Eventually, Anne returns home to their parents while Sharon travels about the US and Canada. Close calls with drugs, men, love and relationships all leave Sharon searching you feel whole. The temporary highs eventually always lead to something not working out leaving her depressed.
After renouncing her Catholic upbringing, she finds faith again and it fulfills a part of her sense of self. She reunited with her family under an agreement where she is allowed to continue to travel. Along this long path her life is filled with hippies, drugs, sex and wild events that all lead up to the women she has become today.
The stories are fabulous and is told in a continual timeline and watch her growth was astounding. I really enjoyed reading this book. Don’t let this one slip by because it’s a definite must read.
Enjoyable memoir of a young woman in the 70s who didn’t live life on the sidelines.
This book reads as if you’re sitting with a good friend while they recount in vivid detail memories of growing up in the midst of the turbulent early 1970s. Prepare for some late nights – I often found the book difficult to put down.
The author takes you with her as she escapes the constructs of her parent’s view of the ‘right path’ for a young woman. Her future, if she were to remain at home was clear and Sharon yearned for more. Her older sister offers her a portal to a different life as a free young woman in California and Sharon makes the decision to run. They arrive in California and experience the hippie lifestyle and all it has to offer. It seemed as if I was given a ‘behind the scenes’ look at what was going on in the photos recently published about this time period.
It was great fun to ‘tag along’ and see life through Sharon’s young and inexperienced eyes. ‘Rules’ take on a different spin as the book progresses. Initially Sharon rejected the rules imposed by her parents. Later in the book societal rules come into play and she becomes aware of the women’s movement. We get to experience the author’s maturity as she discovers her true self in this coming of age memoir.
Personally I found the book a thought-provoking read from different perspectives- as a woman who grew up during these times, and as a mother who has raised daughters. As such I often experienced and considered Sharon’s decisions from entirely different viewpoints.
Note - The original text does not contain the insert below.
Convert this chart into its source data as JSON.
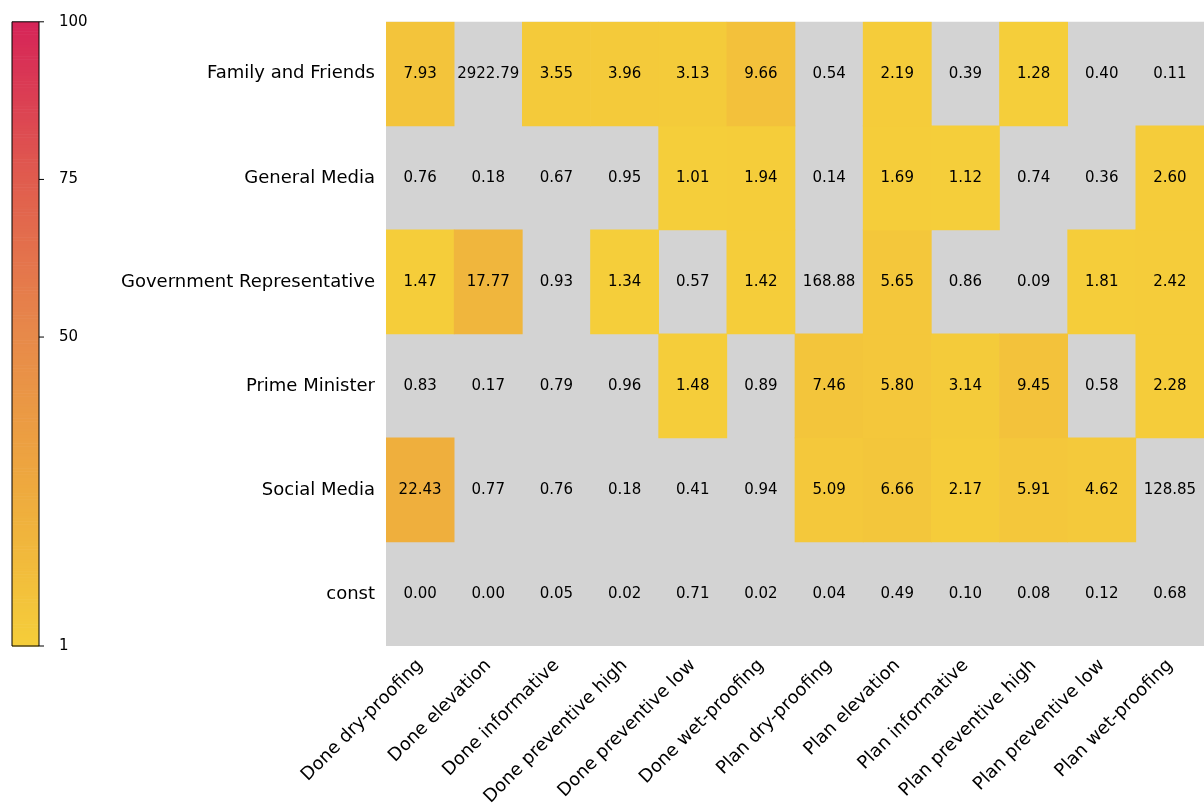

I was also reminded, sometimes in vivid detail, of memories of my own youth.
I highly recommend reading this book if you are interested in what it was like be a hippie in the 1970s, if you enjoy reading about the trials and tribulations of a young woman coming of age, or if you simply want to recall what it’s like to be a teenager.
I highly recommend the memoir and “coming of age” book No Rules, by Sharon Dukett. No Rules is a riveting story about the 70s counterculture and a young girl’s journey toward independence. It’s a compelling chronology of adventure, excitement and despair as Sharon grapples with drugs, relationships, and a transient lifestyle. She is “every woman” trying to find her place in life, breaking free of cultural norms, and ultimately learning to recognize her own worth. A must read, a page-turner.